Perhaps all this hatred of "the other" is simply training.

Perhaps if children had been trained since birth to get to know the people that show up in their lives and enjoy their company, even if they are different from themselves, they wouldn't hate or mistrust or mistreat them so much.

Perhaps even our animal nature has a good side. Perhaps following their lead is our way to true community, cooperation, and love.

I would love to hear what you have to say about this subject! Post your comments below. Hateful, judgmental comments will not be approved. Thought provoking, insightful comments will.

May you have a blessed day,
Debbie Takara Shelor


Dusky Lady said...

You are so right. I am astounded about the approving of rape in the US! That makes me so mad. It's those who think right isn't right, and wrong isn't wrong. Our country does have a lot of good people who fear God--even if they don't believe in Him, who love one another, and that is a connection to God.

I just truly realized today how much we all truly need each other. We go about our day, often treating all the people around us as if they are nuisances or threats.

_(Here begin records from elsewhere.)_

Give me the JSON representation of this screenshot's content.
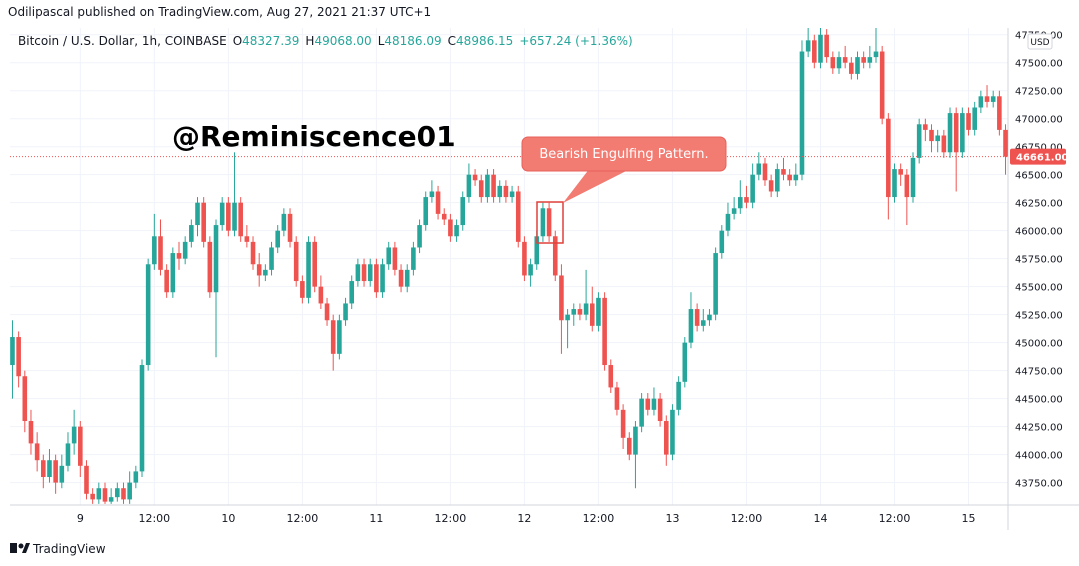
{
  "header": {
    "published": "Odilipascal published on TradingView.com, Aug 27, 2021 21:37 UTC+1",
    "symbol": "Bitcoin / U.S. Dollar, 1h, COINBASE",
    "ohlc": [
      {
        "key": "O",
        "value": "48327.39"
      },
      {
        "key": "H",
        "value": "49068.00"
      },
      {
        "key": "L",
        "value": "48186.09"
      },
      {
        "key": "C",
        "value": "48986.15"
      }
    ],
    "change": "+657.24 (+1.36%)"
  },
  "footer": "TradingView",
  "chart_data": {
    "type": "candlestick",
    "watermark": "@Reminiscence01",
    "annotation": "Bearish Engulfing Pattern.",
    "currency": "USD",
    "up_color": "#26a69a",
    "down_color": "#ef5350",
    "grid": true,
    "last_price": {
      "value": 46661,
      "label": "46661.00"
    },
    "ylim": [
      43550,
      47810
    ],
    "yticks": [
      {
        "value": 43750,
        "label": "43750.00"
      },
      {
        "value": 44000,
        "label": "44000.00"
      },
      {
        "value": 44250,
        "label": "44250.00"
      },
      {
        "value": 44500,
        "label": "44500.00"
      },
      {
        "value": 44750,
        "label": "44750.00"
      },
      {
        "value": 45000,
        "label": "45000.00"
      },
      {
        "value": 45250,
        "label": "45250.00"
      },
      {
        "value": 45500,
        "label": "45500.00"
      },
      {
        "value": 45750,
        "label": "45750.00"
      },
      {
        "value": 46000,
        "label": "46000.00"
      },
      {
        "value": 46250,
        "label": "46250.00"
      },
      {
        "value": 46500,
        "label": "46500.00"
      },
      {
        "value": 46750,
        "label": "46750.00"
      },
      {
        "value": 47000,
        "label": "47000.00"
      },
      {
        "value": 47250,
        "label": "47250.00"
      },
      {
        "value": 47500,
        "label": "47500.00"
      },
      {
        "value": 47750,
        "label": "47750.00"
      }
    ],
    "xlim": [
      -0.4,
      161.4
    ],
    "xticks": [
      {
        "value": 11,
        "label": "9"
      },
      {
        "value": 23,
        "label": "12:00"
      },
      {
        "value": 35,
        "label": "10"
      },
      {
        "value": 47,
        "label": "12:00"
      },
      {
        "value": 59,
        "label": "11"
      },
      {
        "value": 71,
        "label": "12:00"
      },
      {
        "value": 83,
        "label": "12"
      },
      {
        "value": 95,
        "label": "12:00"
      },
      {
        "value": 107,
        "label": "13"
      },
      {
        "value": 119,
        "label": "12:00"
      },
      {
        "value": 131,
        "label": "14"
      },
      {
        "value": 143,
        "label": "12:00"
      },
      {
        "value": 155,
        "label": "15"
      }
    ],
    "candles": [
      [
        44800,
        45200,
        44500,
        45050
      ],
      [
        45050,
        45100,
        44600,
        44700
      ],
      [
        44700,
        44750,
        44200,
        44300
      ],
      [
        44300,
        44400,
        44000,
        44100
      ],
      [
        44100,
        44200,
        43850,
        43950
      ],
      [
        43950,
        44000,
        43700,
        43800
      ],
      [
        43800,
        44050,
        43750,
        43950
      ],
      [
        43950,
        44000,
        43650,
        43750
      ],
      [
        43750,
        44000,
        43700,
        43900
      ],
      [
        43900,
        44200,
        43850,
        44100
      ],
      [
        44100,
        44400,
        44000,
        44250
      ],
      [
        44250,
        44300,
        43800,
        43900
      ],
      [
        43900,
        43950,
        43600,
        43650
      ],
      [
        43650,
        43700,
        43560,
        43600
      ],
      [
        43600,
        43750,
        43560,
        43700
      ],
      [
        43700,
        43750,
        43560,
        43580
      ],
      [
        43580,
        43700,
        43560,
        43620
      ],
      [
        43620,
        43750,
        43580,
        43700
      ],
      [
        43700,
        43750,
        43560,
        43600
      ],
      [
        43600,
        43850,
        43560,
        43750
      ],
      [
        43750,
        43900,
        43700,
        43850
      ],
      [
        43850,
        44850,
        43800,
        44800
      ],
      [
        44800,
        45750,
        44750,
        45700
      ],
      [
        45700,
        46150,
        45650,
        45950
      ],
      [
        45950,
        46100,
        45600,
        45650
      ],
      [
        45650,
        45700,
        45400,
        45450
      ],
      [
        45450,
        45850,
        45400,
        45800
      ],
      [
        45800,
        45900,
        45650,
        45750
      ],
      [
        45750,
        45950,
        45700,
        45900
      ],
      [
        45900,
        46100,
        45850,
        46050
      ],
      [
        46050,
        46300,
        45950,
        46250
      ],
      [
        46250,
        46300,
        45850,
        45900
      ],
      [
        45900,
        45950,
        45400,
        45450
      ],
      [
        45450,
        46100,
        44870,
        46050
      ],
      [
        46050,
        46300,
        46000,
        46250
      ],
      [
        46250,
        46300,
        45950,
        46000
      ],
      [
        46000,
        46700,
        45950,
        46250
      ],
      [
        46250,
        46300,
        45900,
        45950
      ],
      [
        45950,
        46050,
        45850,
        45900
      ],
      [
        45900,
        45950,
        45650,
        45700
      ],
      [
        45700,
        45800,
        45500,
        45600
      ],
      [
        45600,
        45700,
        45550,
        45650
      ],
      [
        45650,
        45900,
        45600,
        45850
      ],
      [
        45850,
        46050,
        45800,
        46000
      ],
      [
        46000,
        46200,
        45950,
        46150
      ],
      [
        46150,
        46200,
        45850,
        45900
      ],
      [
        45900,
        45950,
        45500,
        45550
      ],
      [
        45550,
        45600,
        45350,
        45400
      ],
      [
        45400,
        45950,
        45350,
        45900
      ],
      [
        45900,
        45950,
        45450,
        45500
      ],
      [
        45500,
        45600,
        45300,
        45350
      ],
      [
        45350,
        45400,
        45150,
        45200
      ],
      [
        45200,
        45250,
        44750,
        44900
      ],
      [
        44900,
        45250,
        44850,
        45200
      ],
      [
        45200,
        45400,
        45150,
        45350
      ],
      [
        45350,
        45600,
        45300,
        45550
      ],
      [
        45550,
        45750,
        45500,
        45700
      ],
      [
        45700,
        45750,
        45500,
        45550
      ],
      [
        45550,
        45750,
        45500,
        45700
      ],
      [
        45700,
        45750,
        45400,
        45450
      ],
      [
        45450,
        45750,
        45400,
        45700
      ],
      [
        45700,
        45900,
        45650,
        45850
      ],
      [
        45850,
        45900,
        45600,
        45650
      ],
      [
        45650,
        45700,
        45450,
        45500
      ],
      [
        45500,
        45700,
        45450,
        45650
      ],
      [
        45650,
        45900,
        45600,
        45850
      ],
      [
        45850,
        46100,
        45800,
        46050
      ],
      [
        46050,
        46350,
        46000,
        46300
      ],
      [
        46300,
        46450,
        46250,
        46350
      ],
      [
        46350,
        46400,
        46100,
        46150
      ],
      [
        46150,
        46200,
        46050,
        46100
      ],
      [
        46100,
        46150,
        45900,
        45950
      ],
      [
        45950,
        46100,
        45900,
        46050
      ],
      [
        46050,
        46350,
        46000,
        46300
      ],
      [
        46300,
        46600,
        46250,
        46500
      ],
      [
        46500,
        46550,
        46400,
        46450
      ],
      [
        46450,
        46500,
        46250,
        46300
      ],
      [
        46300,
        46550,
        46250,
        46500
      ],
      [
        46500,
        46550,
        46250,
        46300
      ],
      [
        46300,
        46450,
        46250,
        46400
      ],
      [
        46400,
        46450,
        46250,
        46300
      ],
      [
        46300,
        46400,
        46250,
        46350
      ],
      [
        46350,
        46400,
        45850,
        45900
      ],
      [
        45900,
        45950,
        45550,
        45600
      ],
      [
        45600,
        45750,
        45500,
        45700
      ],
      [
        45700,
        46000,
        45650,
        45950
      ],
      [
        45950,
        46250,
        45900,
        46200
      ],
      [
        46200,
        46250,
        45900,
        45950
      ],
      [
        45950,
        46000,
        45550,
        45600
      ],
      [
        45600,
        45700,
        44900,
        45200
      ],
      [
        45200,
        45300,
        44950,
        45250
      ],
      [
        45250,
        45350,
        45150,
        45300
      ],
      [
        45300,
        45350,
        45200,
        45250
      ],
      [
        45250,
        45650,
        45200,
        45350
      ],
      [
        45350,
        45500,
        45100,
        45150
      ],
      [
        45150,
        45450,
        45100,
        45400
      ],
      [
        45400,
        45450,
        44750,
        44800
      ],
      [
        44800,
        44850,
        44550,
        44600
      ],
      [
        44600,
        44650,
        44350,
        44400
      ],
      [
        44400,
        44450,
        44050,
        44150
      ],
      [
        44150,
        44200,
        43950,
        44000
      ],
      [
        44000,
        44300,
        43700,
        44250
      ],
      [
        44250,
        44550,
        44200,
        44500
      ],
      [
        44500,
        44550,
        44350,
        44400
      ],
      [
        44400,
        44600,
        44350,
        44500
      ],
      [
        44500,
        44550,
        44250,
        44300
      ],
      [
        44300,
        44350,
        43900,
        44000
      ],
      [
        44000,
        44450,
        43950,
        44400
      ],
      [
        44400,
        44700,
        44350,
        44650
      ],
      [
        44650,
        45050,
        44600,
        45000
      ],
      [
        45000,
        45450,
        44950,
        45300
      ],
      [
        45300,
        45350,
        45100,
        45150
      ],
      [
        45150,
        45300,
        45100,
        45200
      ],
      [
        45200,
        45300,
        45150,
        45250
      ],
      [
        45250,
        45850,
        45200,
        45800
      ],
      [
        45800,
        46050,
        45750,
        46000
      ],
      [
        46000,
        46250,
        45950,
        46150
      ],
      [
        46150,
        46300,
        46100,
        46200
      ],
      [
        46200,
        46450,
        46150,
        46300
      ],
      [
        46300,
        46400,
        46200,
        46250
      ],
      [
        46250,
        46600,
        46200,
        46500
      ],
      [
        46500,
        46700,
        46450,
        46600
      ],
      [
        46600,
        46650,
        46400,
        46450
      ],
      [
        46450,
        46500,
        46300,
        46350
      ],
      [
        46350,
        46600,
        46300,
        46550
      ],
      [
        46550,
        46650,
        46450,
        46500
      ],
      [
        46500,
        46550,
        46400,
        46450
      ],
      [
        46450,
        46600,
        46400,
        46500
      ],
      [
        46500,
        47700,
        46450,
        47600
      ],
      [
        47600,
        47810,
        47550,
        47700
      ],
      [
        47700,
        47750,
        47450,
        47500
      ],
      [
        47500,
        47810,
        47450,
        47750
      ],
      [
        47750,
        47800,
        47500,
        47550
      ],
      [
        47550,
        47600,
        47400,
        47450
      ],
      [
        47450,
        47600,
        47400,
        47550
      ],
      [
        47550,
        47650,
        47450,
        47500
      ],
      [
        47500,
        47550,
        47350,
        47400
      ],
      [
        47400,
        47600,
        47350,
        47550
      ],
      [
        47550,
        47600,
        47450,
        47500
      ],
      [
        47500,
        47650,
        47450,
        47550
      ],
      [
        47550,
        47810,
        47500,
        47600
      ],
      [
        47600,
        47650,
        46950,
        47000
      ],
      [
        47000,
        47050,
        46100,
        46300
      ],
      [
        46300,
        46600,
        46250,
        46550
      ],
      [
        46550,
        46600,
        46400,
        46500
      ],
      [
        46500,
        46550,
        46050,
        46300
      ],
      [
        46300,
        46700,
        46250,
        46650
      ],
      [
        46650,
        47000,
        46600,
        46950
      ],
      [
        46950,
        47000,
        46800,
        46900
      ],
      [
        46900,
        46950,
        46700,
        46800
      ],
      [
        46800,
        46900,
        46700,
        46850
      ],
      [
        46850,
        46900,
        46650,
        46700
      ],
      [
        46700,
        47100,
        46650,
        47050
      ],
      [
        47050,
        47100,
        46350,
        46700
      ],
      [
        46700,
        47100,
        46650,
        47050
      ],
      [
        47050,
        47100,
        46850,
        46900
      ],
      [
        46900,
        47150,
        46850,
        47100
      ],
      [
        47100,
        47250,
        47050,
        47200
      ],
      [
        47200,
        47300,
        47100,
        47150
      ],
      [
        47150,
        47250,
        47100,
        47200
      ],
      [
        47200,
        47250,
        46850,
        46900
      ],
      [
        46900,
        46950,
        46500,
        46661
      ]
    ]
  }
}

It's when your at your most vulnerable, like I was today, that you really begin to see how a little smile, by chance meeting a friend or acquaintance in a public place and just taking the time to smile and say, "Hi, how are you doing? take care.?", or asking for help from others around you, really boosts the world up.

It's not the Government who creates peace. It's not political parties who can move people with passion to do great things in the lives of others. It is you, and me. Together.

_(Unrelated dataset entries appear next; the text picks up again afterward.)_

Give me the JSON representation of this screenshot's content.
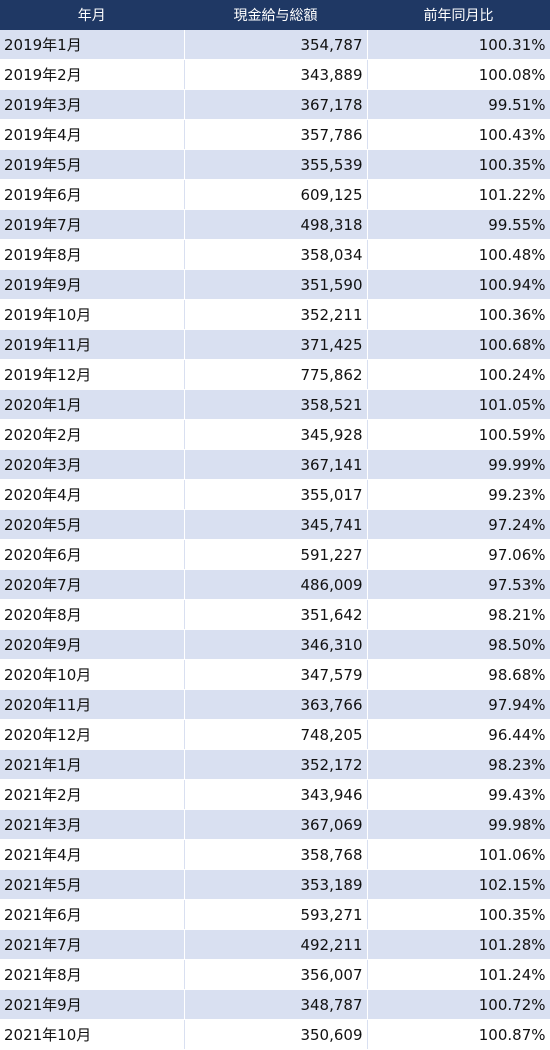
{
  "headers": [
    "年月",
    "現金給与総額",
    "前年同月比"
  ],
  "rows": [
    [
      "2019年1月",
      "354,787",
      "100.31%"
    ],
    [
      "2019年2月",
      "343,889",
      "100.08%"
    ],
    [
      "2019年3月",
      "367,178",
      "99.51%"
    ],
    [
      "2019年4月",
      "357,786",
      "100.43%"
    ],
    [
      "2019年5月",
      "355,539",
      "100.35%"
    ],
    [
      "2019年6月",
      "609,125",
      "101.22%"
    ],
    [
      "2019年7月",
      "498,318",
      "99.55%"
    ],
    [
      "2019年8月",
      "358,034",
      "100.48%"
    ],
    [
      "2019年9月",
      "351,590",
      "100.94%"
    ],
    [
      "2019年10月",
      "352,211",
      "100.36%"
    ],
    [
      "2019年11月",
      "371,425",
      "100.68%"
    ],
    [
      "2019年12月",
      "775,862",
      "100.24%"
    ],
    [
      "2020年1月",
      "358,521",
      "101.05%"
    ],
    [
      "2020年2月",
      "345,928",
      "100.59%"
    ],
    [
      "2020年3月",
      "367,141",
      "99.99%"
    ],
    [
      "2020年4月",
      "355,017",
      "99.23%"
    ],
    [
      "2020年5月",
      "345,741",
      "97.24%"
    ],
    [
      "2020年6月",
      "591,227",
      "97.06%"
    ],
    [
      "2020年7月",
      "486,009",
      "97.53%"
    ],
    [
      "2020年8月",
      "351,642",
      "98.21%"
    ],
    [
      "2020年9月",
      "346,310",
      "98.50%"
    ],
    [
      "2020年10月",
      "347,579",
      "98.68%"
    ],
    [
      "2020年11月",
      "363,766",
      "97.94%"
    ],
    [
      "2020年12月",
      "748,205",
      "96.44%"
    ],
    [
      "2021年1月",
      "352,172",
      "98.23%"
    ],
    [
      "2021年2月",
      "343,946",
      "99.43%"
    ],
    [
      "2021年3月",
      "367,069",
      "99.98%"
    ],
    [
      "2021年4月",
      "358,768",
      "101.06%"
    ],
    [
      "2021年5月",
      "353,189",
      "102.15%"
    ],
    [
      "2021年6月",
      "593,271",
      "100.35%"
    ],
    [
      "2021年7月",
      "492,211",
      "101.28%"
    ],
    [
      "2021年8月",
      "356,007",
      "101.24%"
    ],
    [
      "2021年9月",
      "348,787",
      "100.72%"
    ],
    [
      "2021年10月",
      "350,609",
      "100.87%"
    ]
  ],
  "colors": {
    "header_bg": "#1f3864",
    "header_text": "#ffffff",
    "band_row": "#d9e0f1",
    "plain_row": "#ffffff"
  }
}
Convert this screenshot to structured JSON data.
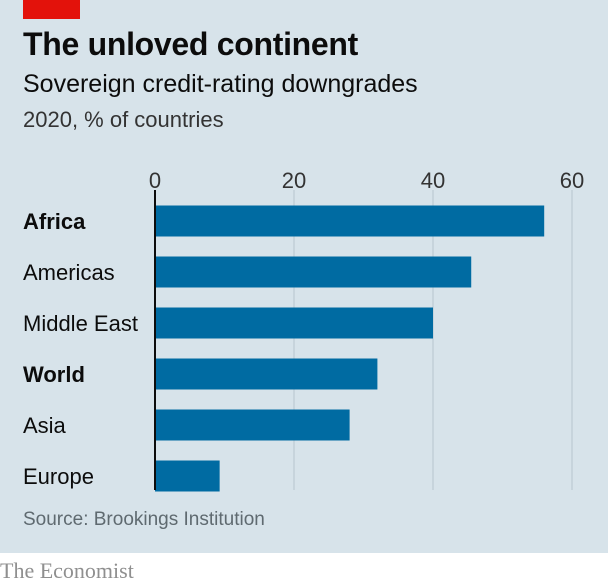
{
  "header": {
    "title": "The unloved continent",
    "subtitle": "Sovereign credit-rating downgrades",
    "units": "2020, % of countries"
  },
  "footer": {
    "source": "Source: Brookings Institution",
    "brand": "The Economist"
  },
  "colors": {
    "bar": "#006ba2",
    "background": "#d7e3ea",
    "gridline": "#b7c6ce",
    "accent": "#e3120b"
  },
  "chart_data": {
    "type": "bar",
    "orientation": "horizontal",
    "categories": [
      "Africa",
      "Americas",
      "Middle East",
      "World",
      "Asia",
      "Europe"
    ],
    "values": [
      56,
      45.5,
      40,
      32,
      28,
      9.3
    ],
    "emphasized": [
      "Africa",
      "World"
    ],
    "xlim": [
      0,
      60
    ],
    "xticks": [
      0,
      20,
      40,
      60
    ],
    "grid": true,
    "xaxis_position": "top"
  }
}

When you feel the sudden urge to make a little gesture toward someone else--an act of kindness-or simply sharing your spark-and life force with others through beings yourself...take that chance. You never know who it will touch.

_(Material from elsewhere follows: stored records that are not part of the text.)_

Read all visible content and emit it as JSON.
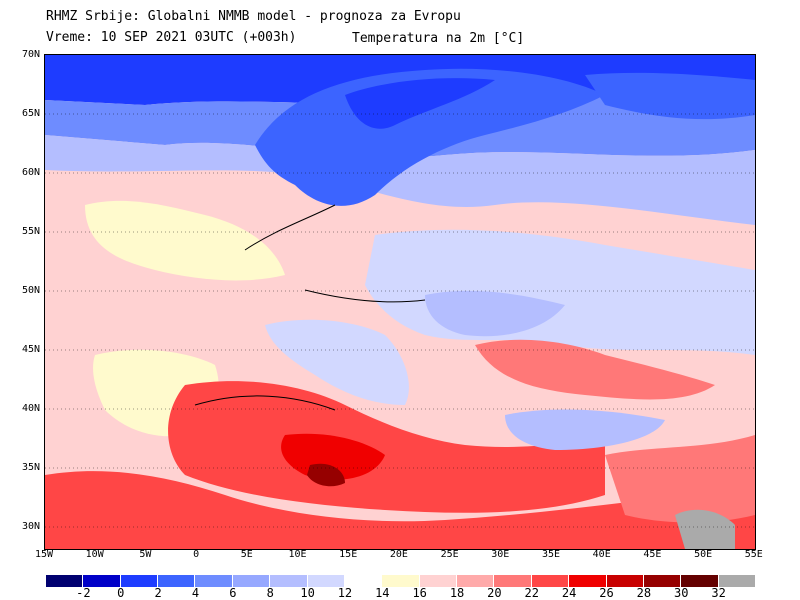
{
  "header": {
    "title": "RHMZ Srbije: Globalni NMMB model - prognoza za Evropu",
    "time": "Vreme: 10 SEP 2021 03UTC (+003h)",
    "parameter": "Temperatura na 2m [°C]"
  },
  "map": {
    "lat_labels": [
      "70N",
      "65N",
      "60N",
      "55N",
      "50N",
      "45N",
      "40N",
      "35N",
      "30N"
    ],
    "lon_labels": [
      "15W",
      "10W",
      "5W",
      "0",
      "5E",
      "10E",
      "15E",
      "20E",
      "25E",
      "30E",
      "35E",
      "40E",
      "45E",
      "50E",
      "55E"
    ]
  },
  "legend": {
    "colors": [
      "#000070",
      "#0000c8",
      "#1e3cff",
      "#3c64ff",
      "#6e8cff",
      "#96a8ff",
      "#b4beff",
      "#d2d8ff",
      "#ffffff",
      "#fffacd",
      "#ffd2d2",
      "#ffaaaa",
      "#ff7878",
      "#ff4646",
      "#f00000",
      "#c80000",
      "#960000",
      "#640000",
      "#aaaaaa"
    ],
    "labels": [
      "-2",
      "0",
      "2",
      "4",
      "6",
      "8",
      "10",
      "12",
      "14",
      "16",
      "18",
      "20",
      "22",
      "24",
      "26",
      "28",
      "30",
      "32"
    ]
  }
}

I just heard about something called "operation Beautiful" where Caitlin Boyle one day had the inspiration to put a post-it note with an encouraging message "You are beautiful" on the mirror in the women's bathroom. Women are so critical of themselves (and they have lost of other people to criticize them when they aren't doing it themselves--the media; society, parents; etc.) and the feminine spirit--creativity, intuition, tenderness, and peace--greatly 'threatens' would you say, the modern media.

Takara said...

@Dusky Lady - beautifully said. Thanks very much for sharing your insights!

I look forward to many more . . .

Dusky Lady said...

Just think about it; thin people are thought as the only stereo type of beautiful; (masculine trait) and so in this we are rejecting the very curves that symbolize the beauty of being a women.

When you read an ad, say in the paper or the Internet for help wanted--what kind of characteristics do they act like are the only 'good' characteristics for potential workers? usually it's
"Outgoing, energetic, take charge, so on and so forth.
these are all fine and good, but they are all male energy characteristics. an it is wrong to say that these are the only important, good, or useful traits. In fact, too much male energy is much of the problem. Women to do not seek domination so much as dominion. And wasn't that what we were supposed to have over the earth anyway?

Dusky Lady said...

The Native Americans were killed in a great Holocaust called the Trail of Tears. Yet, when I went to school for world history, I spend 3 weeks learning about the horrors of the Nazis, and not one word about the how the Native Americans were killed by the first Americans. Women were raped, taken. Innocent lives taken.
I wrote a poem called "Black Elk's Vision" to honor and remember all those who's lives were taken because they were Native American.

I am a 20 year old african american woman, yet still I don't understand why we only celebrate black history month, but not an apology to the many First Nation people who were killed in the Trail of Tears; whose land was taken, then they were shoved on plots of land and made to live in a way that was foreign to them. They were peaceful, in tune with the dignity of the human spirit--with nature--with living a peace. The settlers felt threatened by these people. For that reason.